# DTG Technician School



## tazlover22 (Dec 13, 2013)

Does anyone know where one can go to get certified as a DTG Technician? I'm tired of looking for technicians to work on my machines....time to learn these machines inside & out, so I can fix my own machines


----------



## DTGPRINTERPARTS (Jul 13, 2012)

tazlover22 said:


> Does anyone know where one can go to get certified as a DTG Technician? I'm tired of looking for technicians to work on my machines....time to learn these machines inside & out, so I can fix my own machines


Do you mean for the brand DTG or just in general?


----------



## lazographics (Mar 5, 2009)

There is no school to be DTG tech. You either start working for a company that sells dtg printers or just start working on your own printer. It helps to have some tech experience.


----------



## equipmentzone (Mar 26, 2008)

tazlover22 said:


> Does anyone know where one can go to get certified as a DTG Technician?

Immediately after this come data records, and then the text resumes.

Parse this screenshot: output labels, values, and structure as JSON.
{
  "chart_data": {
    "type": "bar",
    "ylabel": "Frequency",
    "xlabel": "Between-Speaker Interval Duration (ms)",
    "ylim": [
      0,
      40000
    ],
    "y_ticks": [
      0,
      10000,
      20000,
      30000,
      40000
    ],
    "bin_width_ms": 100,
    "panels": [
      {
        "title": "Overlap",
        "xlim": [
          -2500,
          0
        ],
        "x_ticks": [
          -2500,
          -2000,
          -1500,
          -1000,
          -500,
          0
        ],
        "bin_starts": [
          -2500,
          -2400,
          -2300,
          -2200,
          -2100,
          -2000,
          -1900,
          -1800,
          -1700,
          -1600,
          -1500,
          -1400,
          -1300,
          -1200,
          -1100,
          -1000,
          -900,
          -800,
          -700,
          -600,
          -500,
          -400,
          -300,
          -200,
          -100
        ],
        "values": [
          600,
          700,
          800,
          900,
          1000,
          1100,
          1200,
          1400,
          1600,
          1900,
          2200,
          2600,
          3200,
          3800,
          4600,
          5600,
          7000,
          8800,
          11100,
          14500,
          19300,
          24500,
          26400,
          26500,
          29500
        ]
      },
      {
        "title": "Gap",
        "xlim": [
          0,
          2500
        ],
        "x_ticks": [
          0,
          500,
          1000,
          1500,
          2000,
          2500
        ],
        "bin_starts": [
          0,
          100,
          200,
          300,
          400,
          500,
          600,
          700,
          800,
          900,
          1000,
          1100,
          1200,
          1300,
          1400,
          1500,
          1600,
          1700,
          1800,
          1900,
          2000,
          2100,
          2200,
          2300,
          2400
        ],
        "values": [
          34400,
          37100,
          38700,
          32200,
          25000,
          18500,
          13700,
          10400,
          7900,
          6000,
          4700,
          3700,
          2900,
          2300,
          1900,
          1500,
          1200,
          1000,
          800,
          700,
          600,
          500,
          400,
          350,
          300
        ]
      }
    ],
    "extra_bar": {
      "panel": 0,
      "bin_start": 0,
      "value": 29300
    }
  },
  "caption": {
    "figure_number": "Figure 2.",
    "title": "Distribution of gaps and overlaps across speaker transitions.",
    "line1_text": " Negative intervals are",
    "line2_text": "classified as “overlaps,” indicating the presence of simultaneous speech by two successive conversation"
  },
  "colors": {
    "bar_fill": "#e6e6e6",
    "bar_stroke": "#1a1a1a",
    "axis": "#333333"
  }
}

I'm tired of looking for technicians to work on my machines....time to learn these machines inside & out, so I can fix my own machines




Actually we would probably love it if there was a technical school with a training program for dtg printer repair, like ones for auto mechanics, that we could then hire people from. Unfortunately there is not, or any program like that. Every printer manufacturer or large equipment distributor trains their own technicians. I know in our case training one of our techs takes 1/2 year to a year in-house till we consider them proficient.

_


----------